Ranger Rick celebrates 45 years with state parks
Millions of people call Deception Pass State Park home, albeit for a day, maybe two, or perhaps a week. For assistant park manager Rick Blank, the rocky coastline, swirling salty waters, old-growth forest and iconic bridge have constituted his home for 27 years. Blank has been an employee of Washington State Parks for 45 years and is the longest-tenured ranger in the field — he arrived at Deception Pass in 1990. Vince Richardson reports. (Skagit Valley Herald)

More than 300 B.C. grizzly bears killed by hunters yearly: David Suzuki data
Nearly 14,000 grizzly bears have been killed in B.C. since the government started tracking mortality records for the species in 1975, the vast majority by hunters, according to provincial data compiled by the David Suzuki Foundation. Of those bears – an estimated 329 each year – 87 per cent have been killed by licensed hunters, with other kills attributed to causes including the shooting of problem bears by conservation officers, illegal poaching and collisions with cars and trains. A total of 13,804 grizzly bears have been killed by humans from 1975 to 2016, the group says. Wendy Steuck reports. (Globe and Mail) See also: Japan's Annual Antarctic Expedition Returns With 333 Whale Carcasses  Colin Dwyer reports. (NPR)

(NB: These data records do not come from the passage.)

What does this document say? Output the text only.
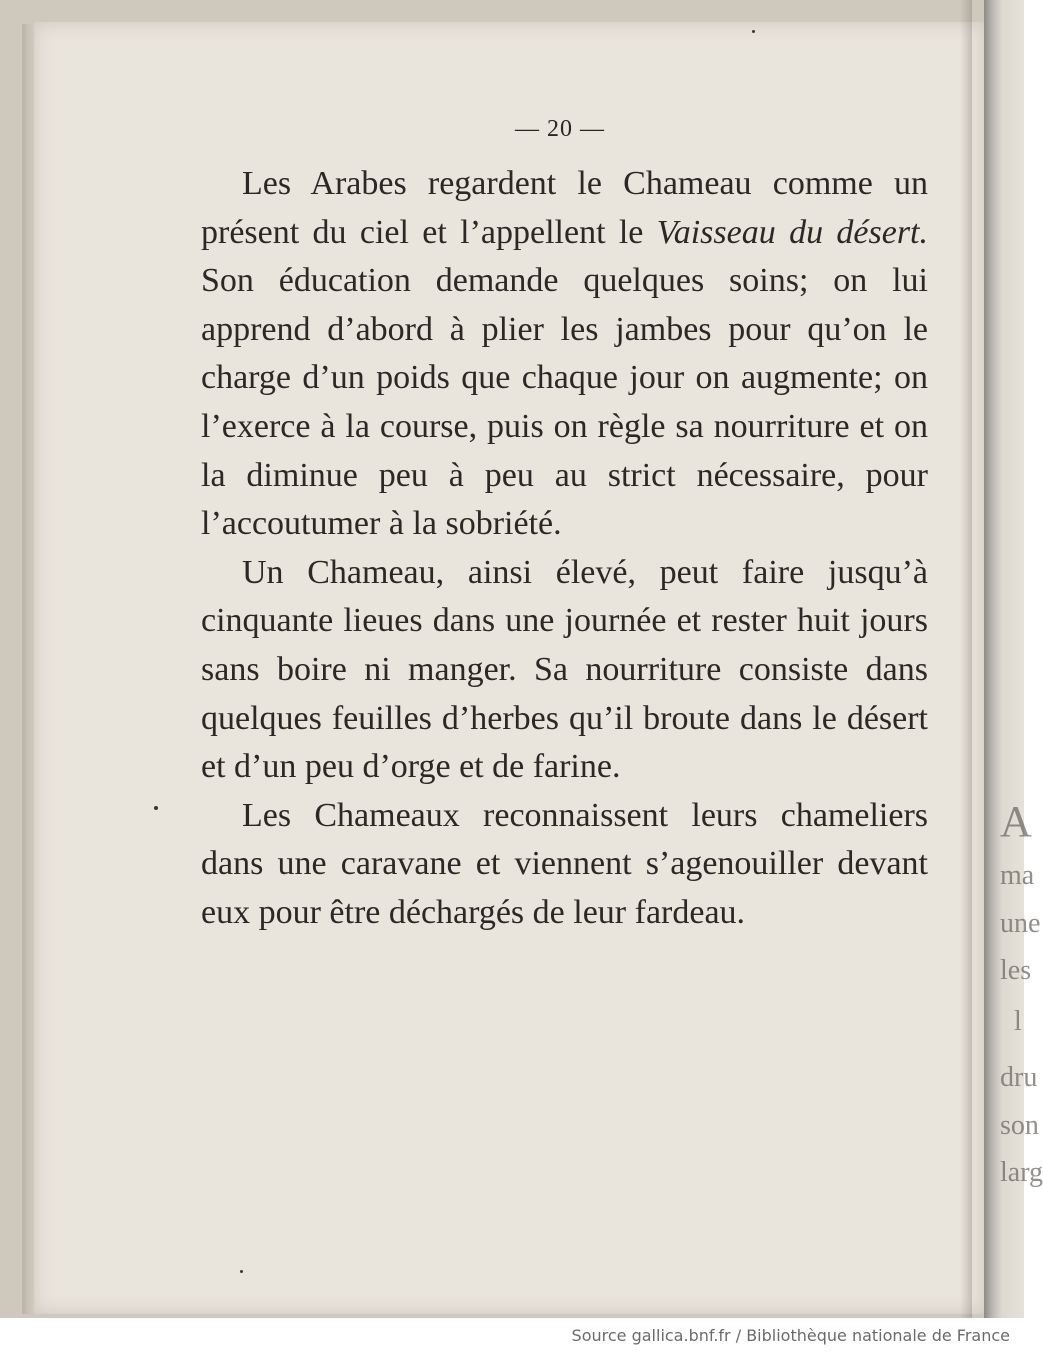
A
ma
une
les
l
dru
son
larg
— 20 —

Les Arabes regardent le Chameau comme un présent du ciel et l’appellent le Vaisseau du désert. Son éducation demande quelques soins; on lui apprend d’abord à plier les jambes pour qu’on le charge d’un poids que chaque jour on augmente; on l’exerce à la course, puis on règle sa nourriture et on la diminue peu à peu au strict nécessaire, pour l’accoutumer à la sobriété.

Un Chameau, ainsi élevé, peut faire jusqu’à cinquante lieues dans une journée et rester huit jours sans boire ni manger. Sa nourriture consiste dans quelques feuilles d’herbes qu’il broute dans le désert et d’un peu d’orge et de farine.

Les Chameaux reconnaissent leurs chameliers dans une caravane et viennent s’agenouiller devant eux pour être déchargés de leur fardeau.

Source gallica.bnf.fr / Bibliothèque nationale de France
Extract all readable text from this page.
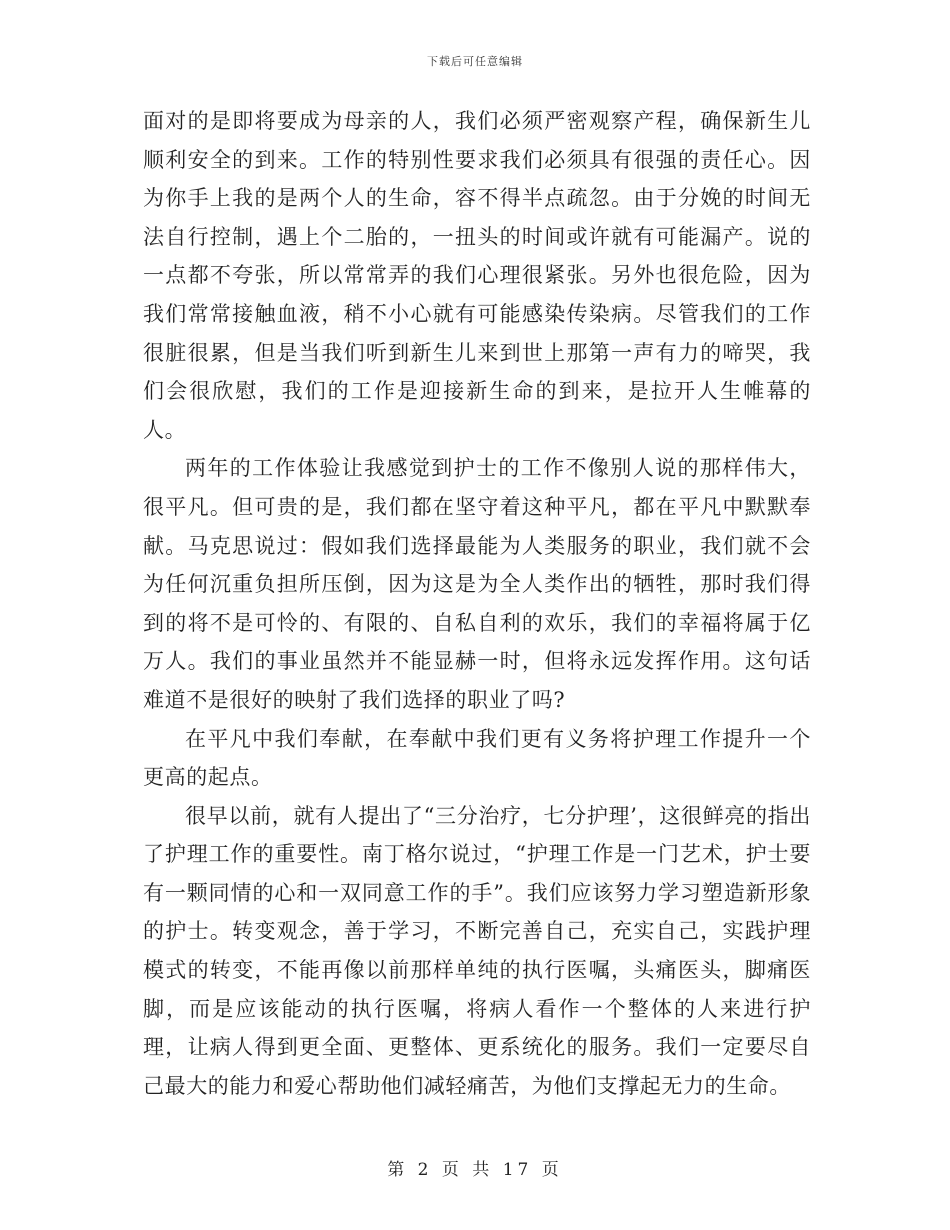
下载后可任意编辑

面对的是即将要成为母亲的人，我们必须严密观察产程，确保新生儿顺利安全的到来。工作的特别性要求我们必须具有很强的责任心。因为你手上我的是两个人的生命，容不得半点疏忽。由于分娩的时间无法自行控制，遇上个二胎的，一扭头的时间或许就有可能漏产。说的一点都不夸张，所以常常弄的我们心理很紧张。另外也很危险，因为我们常常接触血液，稍不小心就有可能感染传染病。尽管我们的工作很脏很累，但是当我们听到新生儿来到世上那第一声有力的啼哭，我们会很欣慰，我们的工作是迎接新生命的到来，是拉开人生帷幕的人。

两年的工作体验让我感觉到护士的工作不像别人说的那样伟大，很平凡。但可贵的是，我们都在坚守着这种平凡，都在平凡中默默奉献。马克思说过：假如我们选择最能为人类服务的职业，我们就不会为任何沉重负担所压倒，因为这是为全人类作出的牺牲，那时我们得到的将不是可怜的、有限的、自私自利的欢乐，我们的幸福将属于亿万人。我们的事业虽然并不能显赫一时，但将永远发挥作用。这句话难道不是很好的映射了我们选择的职业了吗?

在平凡中我们奉献，在奉献中我们更有义务将护理工作提升一个更高的起点。

很早以前，就有人提出了“三分治疗，七分护理’，这很鲜亮的指出了护理工作的重要性。南丁格尔说过，“护理工作是一门艺术，护士要有一颗同情的心和一双同意工作的手”。我们应该努力学习塑造新形象的护士。转变观念，善于学习，不断完善自己，充实自己，实践护理模式的转变，不能再像以前那样单纯的执行医嘱，头痛医头，脚痛医脚，而是应该能动的执行医嘱，将病人看作一个整体的人来进行护理，让病人得到更全面、更整体、更系统化的服务。我们一定要尽自己最大的能力和爱心帮助他们减轻痛苦，为他们支撑起无力的生命。

第 2 页 共 17 页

Tribes that live off coal hold tight to Trump's promises 
Some of the largest tribes in the United States derive their budgets from the fossil fuels that President Donald Trump has pledged to promote, including the Navajo in the Southwest and the Osage in Oklahoma. Julie Turkewitz reports. (NY Times)

Tiny fish with a funny name could help with opioid crisis
A tiny fish with a funny name may help solve one of our biggest problems — the opioid crisis. Opiods like morphine are addictive, have side effects and aren't that effective. Newer synthetic ones, like oxycodone and fentanyl, have the same issues and don't solve chronic pain. The unpredictability of both have cost thousands of lives. The fang blenny, a fish found in the Great Barrier Reef, has potent venom that acts the same way as opioid drugs for killing pain. It could represent a new way to look at our most effective — and problematic — pain drugs. Torah Kachur reports. (CBC) See also: A Tiny Fish With Fearsome Fangs Uses An Opioid-Like Venom To Escape Enemie Madeline Sofia reports. (NPR)

Now, your tug weather--
WEST ENTRANCE U.S. WATERS STRAIT OF JUAN DE FUCA-  302 AM PDT MON APR 3 2017  

SMALL CRAFT ADVISORY FOR HAZARDOUS SEAS IN EFFECT THROUGH THIS
 AFTERNOON  
TODAY
 S WIND TO 10 KT BECOMING E IN THE AFTERNOON. WIND WAVES  1 FT OR LESS. W SWELL 10 FT AT 15 SECONDS SUBSIDING TO 8 FT AT  14 SECONDS IN THE AFTERNOON.
TONIGHT
 NW WIND TO 10 KT BECOMING SE AFTER MIDNIGHT. WIND  WAVES 1 FT OR LESS. W SWELL 7 FT AT 13 SECONDS.